Privileged Accounts Number on Dashboard too high

book

Article ID: 220958

calendar_today

Updated On:

Products

CA Privileged Access Manager (PAM)

Issue/Introduction

On the Dashboard, the 'Privileged Accounts' entry shows incorrect information. The number is much higher than the total number of target accounts we have as seen when we go to the Credentials > Manage Targets > Accounts page. 

Cause

The customer used Rest API calls to create devices, target applications and target accounts. The target accounts were configured as synchronized, which causes PAM to verify the password before saving the account. This can take a while. When the call failed on a timeout, or when a subsequent check on the target account incorrectly failed to find the new account, the provisioning tool assumed that the target account was not created and proceeded with deletion of the just created target application and device.
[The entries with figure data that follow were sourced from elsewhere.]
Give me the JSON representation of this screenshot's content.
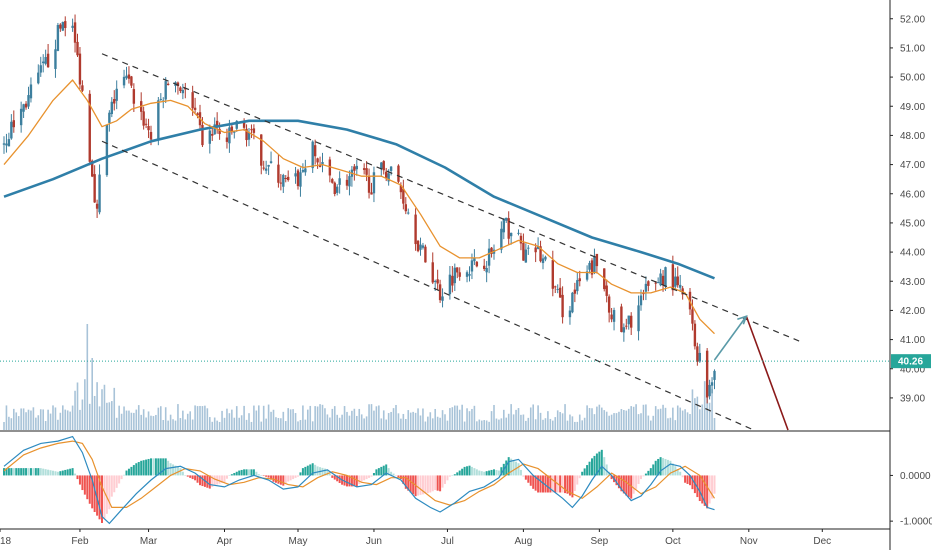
{
  "chart_data": [
    {
      "type": "candlestick",
      "title": "",
      "x_ticks": [
        {
          "label": "18",
          "day": 0
        },
        {
          "label": "Feb",
          "day": 31
        },
        {
          "label": "Mar",
          "day": 59
        },
        {
          "label": "Apr",
          "day": 90
        },
        {
          "label": "May",
          "day": 120
        },
        {
          "label": "Jun",
          "day": 151
        },
        {
          "label": "Jul",
          "day": 181
        },
        {
          "label": "Aug",
          "day": 212
        },
        {
          "label": "Sep",
          "day": 243
        },
        {
          "label": "Oct",
          "day": 273
        },
        {
          "label": "Nov",
          "day": 304
        },
        {
          "label": "Dec",
          "day": 334
        }
      ],
      "y_ticks": [
        "52.00",
        "51.00",
        "50.00",
        "49.00",
        "48.00",
        "47.00",
        "46.00",
        "45.00",
        "44.00",
        "43.00",
        "42.00",
        "41.00",
        "40.00",
        "39.00"
      ],
      "ylim": [
        37.9,
        52.3
      ],
      "last_price": {
        "value": 40.26,
        "label": "40.26",
        "color": "#26a69a"
      },
      "candle_colors": {
        "up": "#3d7f9e",
        "down": "#b03a2e"
      },
      "price_path": [
        [
          0,
          47.8
        ],
        [
          10,
          49.3
        ],
        [
          18,
          50.6
        ],
        [
          24,
          51.9
        ],
        [
          27,
          52.1
        ],
        [
          30,
          50.6
        ],
        [
          32,
          49.5
        ],
        [
          34,
          48.0
        ],
        [
          36,
          46.8
        ],
        [
          38,
          45.3
        ],
        [
          40,
          47.6
        ],
        [
          43,
          48.6
        ],
        [
          46,
          49.6
        ],
        [
          50,
          49.9
        ],
        [
          55,
          48.9
        ],
        [
          60,
          48.0
        ],
        [
          64,
          49.2
        ],
        [
          68,
          50.0
        ],
        [
          73,
          49.6
        ],
        [
          78,
          48.6
        ],
        [
          82,
          47.6
        ],
        [
          86,
          48.3
        ],
        [
          90,
          47.7
        ],
        [
          95,
          48.3
        ],
        [
          100,
          48.1
        ],
        [
          104,
          47.4
        ],
        [
          108,
          46.9
        ],
        [
          112,
          46.6
        ],
        [
          117,
          46.2
        ],
        [
          121,
          46.6
        ],
        [
          125,
          47.6
        ],
        [
          130,
          46.8
        ],
        [
          135,
          46.3
        ],
        [
          140,
          46.5
        ],
        [
          145,
          46.7
        ],
        [
          150,
          46.3
        ],
        [
          155,
          46.9
        ],
        [
          160,
          46.6
        ],
        [
          165,
          45.4
        ],
        [
          170,
          44.1
        ],
        [
          175,
          43.2
        ],
        [
          178,
          42.6
        ],
        [
          182,
          43.1
        ],
        [
          187,
          43.6
        ],
        [
          191,
          43.5
        ],
        [
          195,
          43.7
        ],
        [
          199,
          43.9
        ],
        [
          204,
          44.9
        ],
        [
          209,
          44.6
        ],
        [
          213,
          43.8
        ],
        [
          217,
          44.1
        ],
        [
          221,
          43.6
        ],
        [
          225,
          42.7
        ],
        [
          229,
          41.8
        ],
        [
          232,
          42.5
        ],
        [
          236,
          43.0
        ],
        [
          241,
          43.6
        ],
        [
          245,
          42.8
        ],
        [
          249,
          41.7
        ],
        [
          253,
          41.2
        ],
        [
          257,
          41.9
        ],
        [
          262,
          42.6
        ],
        [
          267,
          43.1
        ],
        [
          271,
          43.3
        ],
        [
          275,
          42.7
        ],
        [
          279,
          42.4
        ],
        [
          282,
          40.8
        ],
        [
          285,
          40.1
        ],
        [
          287,
          39.2
        ],
        [
          289,
          39.8
        ],
        [
          290,
          40.2
        ]
      ],
      "sma_short": [
        [
          0,
          47.0
        ],
        [
          10,
          48.0
        ],
        [
          20,
          49.2
        ],
        [
          28,
          49.9
        ],
        [
          34,
          49.2
        ],
        [
          40,
          48.3
        ],
        [
          46,
          48.5
        ],
        [
          52,
          48.9
        ],
        [
          60,
          49.1
        ],
        [
          68,
          49.2
        ],
        [
          75,
          49.0
        ],
        [
          82,
          48.4
        ],
        [
          90,
          48.1
        ],
        [
          98,
          48.2
        ],
        [
          106,
          47.8
        ],
        [
          114,
          47.2
        ],
        [
          122,
          46.9
        ],
        [
          130,
          47.0
        ],
        [
          138,
          46.8
        ],
        [
          146,
          46.6
        ],
        [
          154,
          46.6
        ],
        [
          162,
          46.3
        ],
        [
          170,
          45.3
        ],
        [
          178,
          44.2
        ],
        [
          186,
          43.8
        ],
        [
          194,
          43.8
        ],
        [
          202,
          44.1
        ],
        [
          210,
          44.4
        ],
        [
          218,
          44.2
        ],
        [
          226,
          43.6
        ],
        [
          234,
          43.3
        ],
        [
          242,
          43.3
        ],
        [
          248,
          42.9
        ],
        [
          256,
          42.6
        ],
        [
          264,
          42.6
        ],
        [
          272,
          42.8
        ],
        [
          278,
          42.6
        ],
        [
          284,
          41.7
        ],
        [
          290,
          41.2
        ]
      ],
      "sma_long": [
        [
          0,
          45.9
        ],
        [
          20,
          46.5
        ],
        [
          40,
          47.2
        ],
        [
          60,
          47.8
        ],
        [
          80,
          48.2
        ],
        [
          100,
          48.5
        ],
        [
          120,
          48.5
        ],
        [
          140,
          48.2
        ],
        [
          160,
          47.7
        ],
        [
          180,
          46.9
        ],
        [
          200,
          45.9
        ],
        [
          220,
          45.2
        ],
        [
          240,
          44.5
        ],
        [
          260,
          44.0
        ],
        [
          275,
          43.6
        ],
        [
          290,
          43.1
        ]
      ],
      "channel_lines": [
        {
          "name": "upper",
          "from": [
            40,
            50.8
          ],
          "to": [
            326,
            40.9
          ]
        },
        {
          "name": "lower",
          "from": [
            40,
            47.8
          ],
          "to": [
            306,
            37.9
          ]
        }
      ],
      "projection": [
        {
          "name": "projected-rise",
          "from": [
            290,
            40.3
          ],
          "to": [
            303,
            41.8
          ],
          "color": "#5a9aa8"
        },
        {
          "name": "projected-drop",
          "from": [
            303,
            41.8
          ],
          "to": [
            320,
            37.9
          ],
          "color": "#8b1a1a"
        }
      ],
      "volume": {
        "max_day": 34,
        "color": "#a8c3d8"
      },
      "macd": {
        "y_ticks": [
          "0.0000",
          "-1.0000"
        ],
        "ylim": [
          -1.15,
          0.95
        ],
        "macd_line": [
          [
            0,
            0.2
          ],
          [
            8,
            0.55
          ],
          [
            15,
            0.7
          ],
          [
            22,
            0.75
          ],
          [
            28,
            0.85
          ],
          [
            32,
            0.5
          ],
          [
            36,
            -0.1
          ],
          [
            40,
            -0.9
          ],
          [
            43,
            -1.05
          ],
          [
            48,
            -0.75
          ],
          [
            54,
            -0.4
          ],
          [
            60,
            -0.1
          ],
          [
            66,
            0.15
          ],
          [
            72,
            0.2
          ],
          [
            78,
            0.05
          ],
          [
            84,
            -0.2
          ],
          [
            90,
            -0.25
          ],
          [
            96,
            -0.1
          ],
          [
            102,
            0.0
          ],
          [
            108,
            -0.1
          ],
          [
            114,
            -0.3
          ],
          [
            120,
            -0.25
          ],
          [
            126,
            0.05
          ],
          [
            132,
            0.12
          ],
          [
            138,
            -0.1
          ],
          [
            144,
            -0.25
          ],
          [
            150,
            -0.2
          ],
          [
            156,
            0.05
          ],
          [
            162,
            -0.1
          ],
          [
            168,
            -0.5
          ],
          [
            174,
            -0.7
          ],
          [
            178,
            -0.8
          ],
          [
            184,
            -0.6
          ],
          [
            190,
            -0.35
          ],
          [
            196,
            -0.25
          ],
          [
            202,
            -0.05
          ],
          [
            206,
            0.3
          ],
          [
            210,
            0.35
          ],
          [
            216,
            0.0
          ],
          [
            222,
            -0.25
          ],
          [
            228,
            -0.5
          ],
          [
            232,
            -0.7
          ],
          [
            236,
            -0.45
          ],
          [
            240,
            -0.1
          ],
          [
            244,
            0.2
          ],
          [
            248,
            0.0
          ],
          [
            252,
            -0.3
          ],
          [
            256,
            -0.55
          ],
          [
            260,
            -0.45
          ],
          [
            264,
            -0.2
          ],
          [
            268,
            0.1
          ],
          [
            272,
            0.25
          ],
          [
            276,
            0.2
          ],
          [
            280,
            0.0
          ],
          [
            284,
            -0.35
          ],
          [
            287,
            -0.7
          ],
          [
            290,
            -0.75
          ]
        ],
        "signal_line": [
          [
            0,
            0.1
          ],
          [
            8,
            0.45
          ],
          [
            15,
            0.6
          ],
          [
            22,
            0.7
          ],
          [
            28,
            0.75
          ],
          [
            32,
            0.7
          ],
          [
            36,
            0.35
          ],
          [
            40,
            -0.25
          ],
          [
            44,
            -0.7
          ],
          [
            50,
            -0.7
          ],
          [
            56,
            -0.5
          ],
          [
            62,
            -0.25
          ],
          [
            68,
            0.0
          ],
          [
            74,
            0.15
          ],
          [
            80,
            0.1
          ],
          [
            86,
            -0.08
          ],
          [
            92,
            -0.2
          ],
          [
            98,
            -0.15
          ],
          [
            104,
            -0.05
          ],
          [
            110,
            -0.08
          ],
          [
            116,
            -0.2
          ],
          [
            122,
            -0.25
          ],
          [
            128,
            -0.05
          ],
          [
            134,
            0.08
          ],
          [
            140,
            0.0
          ],
          [
            146,
            -0.15
          ],
          [
            152,
            -0.2
          ],
          [
            158,
            -0.05
          ],
          [
            164,
            -0.05
          ],
          [
            170,
            -0.3
          ],
          [
            176,
            -0.55
          ],
          [
            182,
            -0.65
          ],
          [
            188,
            -0.55
          ],
          [
            194,
            -0.35
          ],
          [
            200,
            -0.2
          ],
          [
            206,
            0.05
          ],
          [
            212,
            0.25
          ],
          [
            218,
            0.15
          ],
          [
            224,
            -0.1
          ],
          [
            230,
            -0.35
          ],
          [
            236,
            -0.5
          ],
          [
            242,
            -0.25
          ],
          [
            248,
            0.05
          ],
          [
            254,
            -0.15
          ],
          [
            260,
            -0.4
          ],
          [
            266,
            -0.25
          ],
          [
            272,
            0.05
          ],
          [
            278,
            0.2
          ],
          [
            284,
            0.0
          ],
          [
            290,
            -0.5
          ]
        ],
        "macd_color": "#2e8bc0",
        "signal_color": "#e8922e",
        "hist_up_color": "#26a69a",
        "hist_down_color": "#ef5350",
        "hist_light_up_color": "#b2dfdb",
        "hist_light_down_color": "#ffcdd2"
      },
      "colors": {
        "sma_short": "#e8922e",
        "sma_long": "#2f7fa8",
        "channel": "#333333",
        "price_line": "#26a69a",
        "axis": "#333333"
      }
    }
  ]
}
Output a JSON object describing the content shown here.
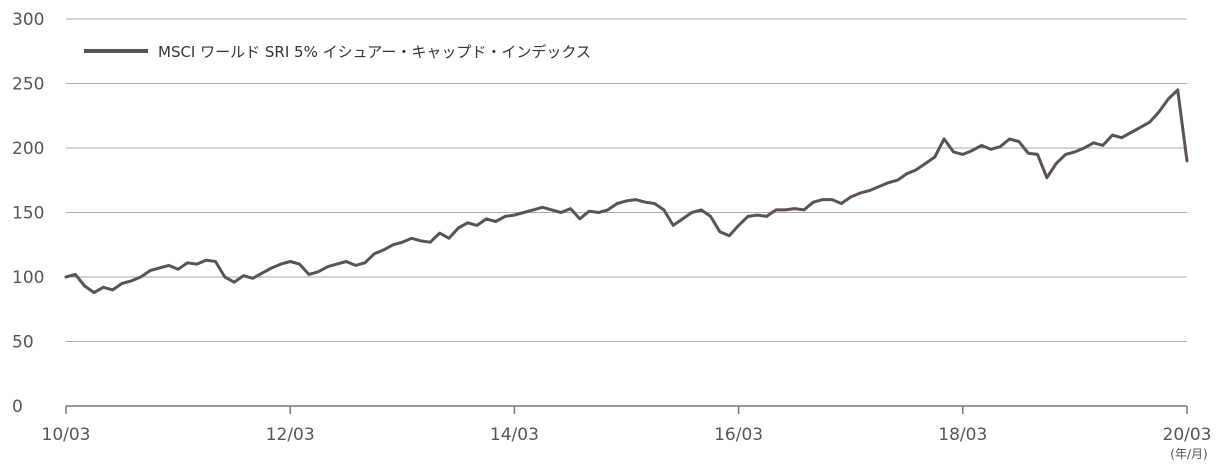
{
  "chart_data": {
    "type": "line",
    "title": "",
    "xlabel": "",
    "ylabel": "",
    "x_unit": "(年/月)",
    "ylim": [
      0,
      300
    ],
    "yticks": [
      0,
      50,
      100,
      150,
      200,
      250,
      300
    ],
    "xticks": [
      "10/03",
      "12/03",
      "14/03",
      "16/03",
      "18/03",
      "20/03"
    ],
    "grid": "horizontal",
    "legend_position": "top-left",
    "series": [
      {
        "name": "MSCI ワールド SRI 5% イシュアー・キャップド・インデックス",
        "color": "#5a5350",
        "x": [
          "2010-03",
          "2010-04",
          "2010-05",
          "2010-06",
          "2010-07",
          "2010-08",
          "2010-09",
          "2010-10",
          "2010-11",
          "2010-12",
          "2011-01",
          "2011-02",
          "2011-03",
          "2011-04",
          "2011-05",
          "2011-06",
          "2011-07",
          "2011-08",
          "2011-09",
          "2011-10",
          "2011-11",
          "2011-12",
          "2012-01",
          "2012-02",
          "2012-03",
          "2012-04",
          "2012-05",
          "2012-06",
          "2012-07",
          "2012-08",
          "2012-09",
          "2012-10",
          "2012-11",
          "2012-12",
          "2013-01",
          "2013-02",
          "2013-03",
          "2013-04",
          "2013-05",
          "2013-06",
          "2013-07",
          "2013-08",
          "2013-09",
          "2013-10",
          "2013-11",
          "2013-12",
          "2014-01",
          "2014-02",
          "2014-03",
          "2014-04",
          "2014-05",
          "2014-06",
          "2014-07",
          "2014-08",
          "2014-09",
          "2014-10",
          "2014-11",
          "2014-12",
          "2015-01",
          "2015-02",
          "2015-03",
          "2015-04",
          "2015-05",
          "2015-06",
          "2015-07",
          "2015-08",
          "2015-09",
          "2015-10",
          "2015-11",
          "2015-12",
          "2016-01",
          "2016-02",
          "2016-03",
          "2016-04",
          "2016-05",
          "2016-06",
          "2016-07",
          "2016-08",
          "2016-09",
          "2016-10",
          "2016-11",
          "2016-12",
          "2017-01",
          "2017-02",
          "2017-03",
          "2017-04",
          "2017-05",
          "2017-06",
          "2017-07",
          "2017-08",
          "2017-09",
          "2017-10",
          "2017-11",
          "2017-12",
          "2018-01",
          "2018-02",
          "2018-03",
          "2018-04",
          "2018-05",
          "2018-06",
          "2018-07",
          "2018-08",
          "2018-09",
          "2018-10",
          "2018-11",
          "2018-12",
          "2019-01",
          "2019-02",
          "2019-03",
          "2019-04",
          "2019-05",
          "2019-06",
          "2019-07",
          "2019-08",
          "2019-09",
          "2019-10",
          "2019-11",
          "2019-12",
          "2020-01",
          "2020-02",
          "2020-03"
        ],
        "values": [
          100,
          102,
          93,
          88,
          92,
          90,
          95,
          97,
          100,
          105,
          107,
          109,
          106,
          111,
          110,
          113,
          112,
          100,
          96,
          101,
          99,
          103,
          107,
          110,
          112,
          110,
          102,
          104,
          108,
          110,
          112,
          109,
          111,
          118,
          121,
          125,
          127,
          130,
          128,
          127,
          134,
          130,
          138,
          142,
          140,
          145,
          143,
          147,
          148,
          150,
          152,
          154,
          152,
          150,
          153,
          145,
          151,
          150,
          152,
          157,
          159,
          160,
          158,
          157,
          152,
          140,
          145,
          150,
          152,
          147,
          135,
          132,
          140,
          147,
          148,
          147,
          152,
          152,
          153,
          152,
          158,
          160,
          160,
          157,
          162,
          165,
          167,
          170,
          173,
          175,
          180,
          183,
          188,
          193,
          207,
          197,
          195,
          198,
          202,
          199,
          201,
          207,
          205,
          196,
          195,
          177,
          188,
          195,
          197,
          200,
          204,
          202,
          210,
          208,
          212,
          216,
          220,
          228,
          238,
          245,
          190
        ]
      }
    ]
  }
}
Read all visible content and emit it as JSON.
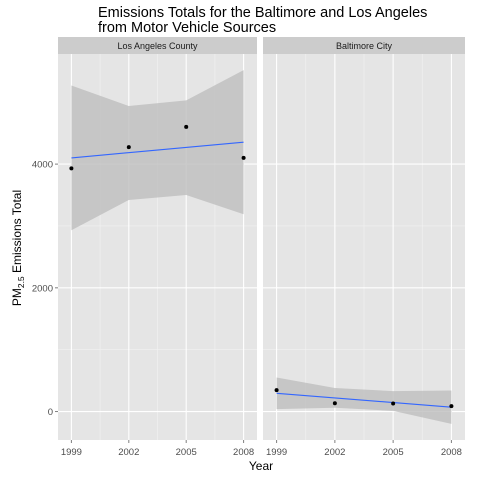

This left orphaned accounts behind that had no valid target application associated with them and therefore were not available for view or use in the PAM UI. They did get counted in the "Privileged Accounts" metric on the dashboard though.

Environment

Release : 3.4

Component : PRIVILEGED ACCESS MANAGEMENT

Resolution

As of August 2021 there are no UI functions or API calls that can be used to find and remove orphaned target accounts. If you observe this problem, please engage PAM Support to get the orphaned accounts cleaned up and your provisioning tools reviewed to reduce the number of false error detections.